Hot Air: Laugh, Laugh

Author John Irving on Bob Dylan and Neil Young: “They’re not afraid to embarrass themselves — and you’ve got to be able to do that.”

That’s my mantra as an artist. When I first applied pen to paper as a dopey kid, I fretted constantly about how I’d be received. It took years for me to rid myself of that ill-fitting hairshirt. Thankfully, I came to the realization that if I worry about making a mistake or incurring the ridicule of whatever audience I have, I’ll never put anything out there.

So, laugh at me if you want, but I’ve got to be able to do what I do.

The Bane That Is Bannon

Just heard the author of the new book, Devil’s Bargain: Steve Bannon, Donald Trump and the Storming of the Presidency, on Democracy Now. Lemme tell you, this book is a punch in the gut. It chronicles how Bannon read the Fascist theorist Julius Evola and the religious regressivist René Guénon and has absorbed their assertions that the Enlightenment has perverted humankind’s progression through history and moved our species away from a traditional spirituality. This exodus from ancient morality myths threatens to make our species extinct, both Evola and Guénon implied — and now, Bannon flat-out believes it to be so.

Bannon’s mission in life mission in life is to save all mankind (emphasis on man-) from itself. A rather megalomaniacal ambition, no?

The author, Joshua Green, tells a fascinating story about how Bannon essentially created the alt-right, an agglomeration of youthful, aggrieved, helpless, hopeless, pathological self-pitiers that just may have been the difference in the 2016 election (one that, I must remind the world, resulted in Hillary Clinton winning the popular vote). The story goes like this. Some years ago, Bannon heard about a nascent grift called “gold farming.” He saw that tens of millions of young people worldwide were playing massive multiplayer online games like World of Warcraft that offered successful participants the ability to amass points and virtual wealth, so that they could advance even further as they continued to play over the weeks and months. So Bannon got in on the scam. He formed a company that hired Chinese laborers to play the games all day long and accumulate in-game currency. Bannon then took all those spoils and sold them at great profit to people who wanted to be big shots in these online games but didn’t have the time, energy, or smarts to earn the swag under the rules. The company was wildly successful.

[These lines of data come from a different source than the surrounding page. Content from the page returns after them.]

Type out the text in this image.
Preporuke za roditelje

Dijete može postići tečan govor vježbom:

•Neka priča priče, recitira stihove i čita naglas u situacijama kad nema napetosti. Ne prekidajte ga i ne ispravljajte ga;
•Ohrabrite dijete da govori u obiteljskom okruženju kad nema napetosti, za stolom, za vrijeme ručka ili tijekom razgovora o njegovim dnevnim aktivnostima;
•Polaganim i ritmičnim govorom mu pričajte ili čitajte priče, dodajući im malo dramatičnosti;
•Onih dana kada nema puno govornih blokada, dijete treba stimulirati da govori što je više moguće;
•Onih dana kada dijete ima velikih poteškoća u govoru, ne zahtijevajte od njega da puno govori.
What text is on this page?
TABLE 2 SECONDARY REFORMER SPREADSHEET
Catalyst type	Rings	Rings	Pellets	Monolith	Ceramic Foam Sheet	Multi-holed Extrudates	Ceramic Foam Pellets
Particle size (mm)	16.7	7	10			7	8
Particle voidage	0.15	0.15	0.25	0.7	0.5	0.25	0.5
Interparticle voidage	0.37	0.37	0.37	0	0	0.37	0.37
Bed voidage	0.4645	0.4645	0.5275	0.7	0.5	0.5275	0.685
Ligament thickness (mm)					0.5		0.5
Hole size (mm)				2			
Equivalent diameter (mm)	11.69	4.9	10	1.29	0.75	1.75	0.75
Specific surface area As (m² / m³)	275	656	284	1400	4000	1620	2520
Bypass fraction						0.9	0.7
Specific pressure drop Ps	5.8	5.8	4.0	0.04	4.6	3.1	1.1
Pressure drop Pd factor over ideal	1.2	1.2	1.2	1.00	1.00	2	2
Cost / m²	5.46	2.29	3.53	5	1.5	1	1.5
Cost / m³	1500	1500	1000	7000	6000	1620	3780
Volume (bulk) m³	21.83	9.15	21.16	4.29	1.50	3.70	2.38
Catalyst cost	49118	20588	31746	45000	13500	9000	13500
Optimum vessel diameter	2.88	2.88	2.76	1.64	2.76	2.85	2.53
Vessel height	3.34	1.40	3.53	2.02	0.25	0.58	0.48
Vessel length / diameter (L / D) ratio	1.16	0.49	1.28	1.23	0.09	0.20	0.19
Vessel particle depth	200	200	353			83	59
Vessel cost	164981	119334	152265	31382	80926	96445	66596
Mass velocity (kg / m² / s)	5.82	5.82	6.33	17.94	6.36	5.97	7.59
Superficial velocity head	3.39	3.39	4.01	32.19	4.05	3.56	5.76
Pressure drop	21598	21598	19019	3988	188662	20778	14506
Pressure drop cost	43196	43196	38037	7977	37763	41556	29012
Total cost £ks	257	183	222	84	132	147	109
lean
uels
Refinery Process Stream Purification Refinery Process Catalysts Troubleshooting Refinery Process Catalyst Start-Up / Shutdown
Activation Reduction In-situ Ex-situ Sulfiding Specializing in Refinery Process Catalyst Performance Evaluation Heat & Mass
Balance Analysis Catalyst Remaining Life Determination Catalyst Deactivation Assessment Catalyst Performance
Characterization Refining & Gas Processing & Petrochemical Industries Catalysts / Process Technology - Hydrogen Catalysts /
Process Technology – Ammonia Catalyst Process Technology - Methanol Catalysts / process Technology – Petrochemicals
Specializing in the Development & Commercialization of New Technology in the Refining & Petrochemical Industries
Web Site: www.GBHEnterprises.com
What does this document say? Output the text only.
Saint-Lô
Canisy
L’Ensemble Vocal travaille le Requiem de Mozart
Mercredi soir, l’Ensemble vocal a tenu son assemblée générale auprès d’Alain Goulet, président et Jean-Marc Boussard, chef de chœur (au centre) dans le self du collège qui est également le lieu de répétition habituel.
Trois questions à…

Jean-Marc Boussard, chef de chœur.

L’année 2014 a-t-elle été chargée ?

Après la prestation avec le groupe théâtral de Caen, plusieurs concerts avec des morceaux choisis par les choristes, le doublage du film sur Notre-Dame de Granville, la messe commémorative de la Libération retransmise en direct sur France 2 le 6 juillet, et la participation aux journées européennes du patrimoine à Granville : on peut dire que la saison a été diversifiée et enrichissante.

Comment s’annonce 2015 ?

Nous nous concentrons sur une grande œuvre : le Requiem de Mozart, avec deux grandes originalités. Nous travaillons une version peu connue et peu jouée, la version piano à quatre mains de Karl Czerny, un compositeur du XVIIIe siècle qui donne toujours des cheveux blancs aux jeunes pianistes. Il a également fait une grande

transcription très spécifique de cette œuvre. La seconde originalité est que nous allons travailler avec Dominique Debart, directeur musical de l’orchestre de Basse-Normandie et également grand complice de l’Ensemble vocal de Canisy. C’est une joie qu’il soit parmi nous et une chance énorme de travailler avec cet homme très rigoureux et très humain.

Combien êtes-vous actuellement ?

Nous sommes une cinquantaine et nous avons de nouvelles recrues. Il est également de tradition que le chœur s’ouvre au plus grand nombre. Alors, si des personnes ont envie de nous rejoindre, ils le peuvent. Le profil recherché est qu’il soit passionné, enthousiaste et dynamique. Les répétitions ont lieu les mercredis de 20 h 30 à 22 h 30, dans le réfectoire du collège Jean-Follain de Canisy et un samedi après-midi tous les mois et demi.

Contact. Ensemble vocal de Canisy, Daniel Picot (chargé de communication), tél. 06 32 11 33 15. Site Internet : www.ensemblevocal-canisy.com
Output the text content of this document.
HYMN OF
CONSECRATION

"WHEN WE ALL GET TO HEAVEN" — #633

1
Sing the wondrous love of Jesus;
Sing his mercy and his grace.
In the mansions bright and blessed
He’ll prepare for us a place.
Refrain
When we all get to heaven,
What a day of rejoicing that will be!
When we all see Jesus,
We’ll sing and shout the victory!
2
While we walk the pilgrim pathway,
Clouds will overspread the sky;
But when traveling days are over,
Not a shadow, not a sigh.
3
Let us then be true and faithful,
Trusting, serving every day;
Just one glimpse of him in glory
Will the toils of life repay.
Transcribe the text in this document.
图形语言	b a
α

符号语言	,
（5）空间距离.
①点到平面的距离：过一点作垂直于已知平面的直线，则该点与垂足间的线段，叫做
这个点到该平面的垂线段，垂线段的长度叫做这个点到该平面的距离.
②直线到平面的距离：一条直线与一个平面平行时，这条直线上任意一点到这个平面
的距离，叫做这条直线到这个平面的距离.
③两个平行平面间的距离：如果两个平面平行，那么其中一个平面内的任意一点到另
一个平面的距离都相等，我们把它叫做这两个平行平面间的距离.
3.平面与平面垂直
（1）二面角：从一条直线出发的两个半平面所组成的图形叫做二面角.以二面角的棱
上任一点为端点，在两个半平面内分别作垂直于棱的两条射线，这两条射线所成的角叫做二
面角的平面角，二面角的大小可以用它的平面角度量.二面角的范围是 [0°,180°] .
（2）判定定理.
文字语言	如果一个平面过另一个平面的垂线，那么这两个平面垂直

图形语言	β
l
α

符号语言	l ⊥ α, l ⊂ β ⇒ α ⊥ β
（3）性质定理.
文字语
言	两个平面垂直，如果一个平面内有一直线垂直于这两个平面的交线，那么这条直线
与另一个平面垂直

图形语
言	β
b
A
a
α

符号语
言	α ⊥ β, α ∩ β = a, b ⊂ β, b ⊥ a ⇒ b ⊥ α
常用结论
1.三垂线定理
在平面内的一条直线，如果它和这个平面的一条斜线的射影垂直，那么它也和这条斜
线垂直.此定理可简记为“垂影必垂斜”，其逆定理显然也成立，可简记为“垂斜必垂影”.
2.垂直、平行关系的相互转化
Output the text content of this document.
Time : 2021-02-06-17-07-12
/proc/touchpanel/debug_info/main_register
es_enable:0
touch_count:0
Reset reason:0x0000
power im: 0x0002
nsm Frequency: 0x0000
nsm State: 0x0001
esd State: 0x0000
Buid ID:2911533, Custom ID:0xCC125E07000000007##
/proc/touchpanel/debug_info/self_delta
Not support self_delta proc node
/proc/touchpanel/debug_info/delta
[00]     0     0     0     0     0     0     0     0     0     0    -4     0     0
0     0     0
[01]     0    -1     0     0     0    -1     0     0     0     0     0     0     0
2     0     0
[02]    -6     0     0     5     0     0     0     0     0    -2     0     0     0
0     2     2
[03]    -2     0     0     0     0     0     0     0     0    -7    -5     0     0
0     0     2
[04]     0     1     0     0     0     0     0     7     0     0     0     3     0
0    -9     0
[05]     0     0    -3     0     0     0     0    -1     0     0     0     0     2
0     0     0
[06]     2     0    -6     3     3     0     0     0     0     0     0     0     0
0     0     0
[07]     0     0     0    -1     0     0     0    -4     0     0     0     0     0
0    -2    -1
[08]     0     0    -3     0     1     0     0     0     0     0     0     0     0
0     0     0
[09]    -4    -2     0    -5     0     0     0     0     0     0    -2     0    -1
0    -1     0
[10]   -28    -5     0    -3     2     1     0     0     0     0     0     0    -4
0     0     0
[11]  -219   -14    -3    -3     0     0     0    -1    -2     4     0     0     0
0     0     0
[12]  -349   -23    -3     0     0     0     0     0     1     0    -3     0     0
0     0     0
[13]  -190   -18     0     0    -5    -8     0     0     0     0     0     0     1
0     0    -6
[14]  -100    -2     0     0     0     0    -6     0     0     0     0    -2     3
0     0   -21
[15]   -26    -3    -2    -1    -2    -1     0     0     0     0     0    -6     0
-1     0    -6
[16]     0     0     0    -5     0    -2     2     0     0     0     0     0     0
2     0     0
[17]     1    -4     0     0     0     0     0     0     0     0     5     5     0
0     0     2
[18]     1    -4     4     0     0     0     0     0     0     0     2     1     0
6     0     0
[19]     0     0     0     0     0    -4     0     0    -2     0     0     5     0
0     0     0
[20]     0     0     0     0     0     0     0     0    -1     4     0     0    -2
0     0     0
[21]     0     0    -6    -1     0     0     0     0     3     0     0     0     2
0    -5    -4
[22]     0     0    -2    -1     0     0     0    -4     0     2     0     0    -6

Except that serious players got wind of the scheme and started banding together, pressuring the game licensees to bar this kind of chicanery, which they did. Bannon’s company immediately collapsed. Rather than cry into his beer, Bannon took it as a business lesson — young, disaffected obsessives who live on the internet could be corralled and channeled into a massive, mighty political force.

When he became a big shot at Breitbart News Network (Andrew Breitbart himself once called Bannon “the Leni Riefenstahl” of the Tea Party movement) Bannon realized that, although Fox News had wrapped up the older aggrieved, helpless, hopeless, pathological self-pitiers of this holy land, nobody had tapped into the younger generation of similarly sad sacks. Accordingly, he went out and hired internet troll Milo Yiannopoulos and thus began the successful courtship of that hateful young crowd by Breitbart. That group eventually became its own political bloc, tied together by their fears, their loathings, Breitbart News, and dozens — even hundreds — of other fascism-loving, white-skin-revering sites.

Green, BTW, began his career as an editor at The Onion. He went on to work for the The American Prospect and Washington Monthly, and has contributed to Slate, the The New Yorker, and The Atlantic.

Careful What You Wish For

Personal to all those dreaming of the impeachment of President Gag (me included):

If, by some miracle, both the House and the Senate turn Democratic in 2018 and, through some further magical intervention, articles of impeachment are approved, a trial is held, two-thirds of the Senate votes to convict, and Li’l Duce is tossed out, there will be — mark my words — blood in the streets. The anencephalics who love the current president will be enraged, and they have guns.

Ready, Aim…

Come to think of it, there just might be blood in the streets if P. Gag loses the 2020 election. Call me cynical if you want, but I see nothing good resulting from our current state of Gag-ian lunacy.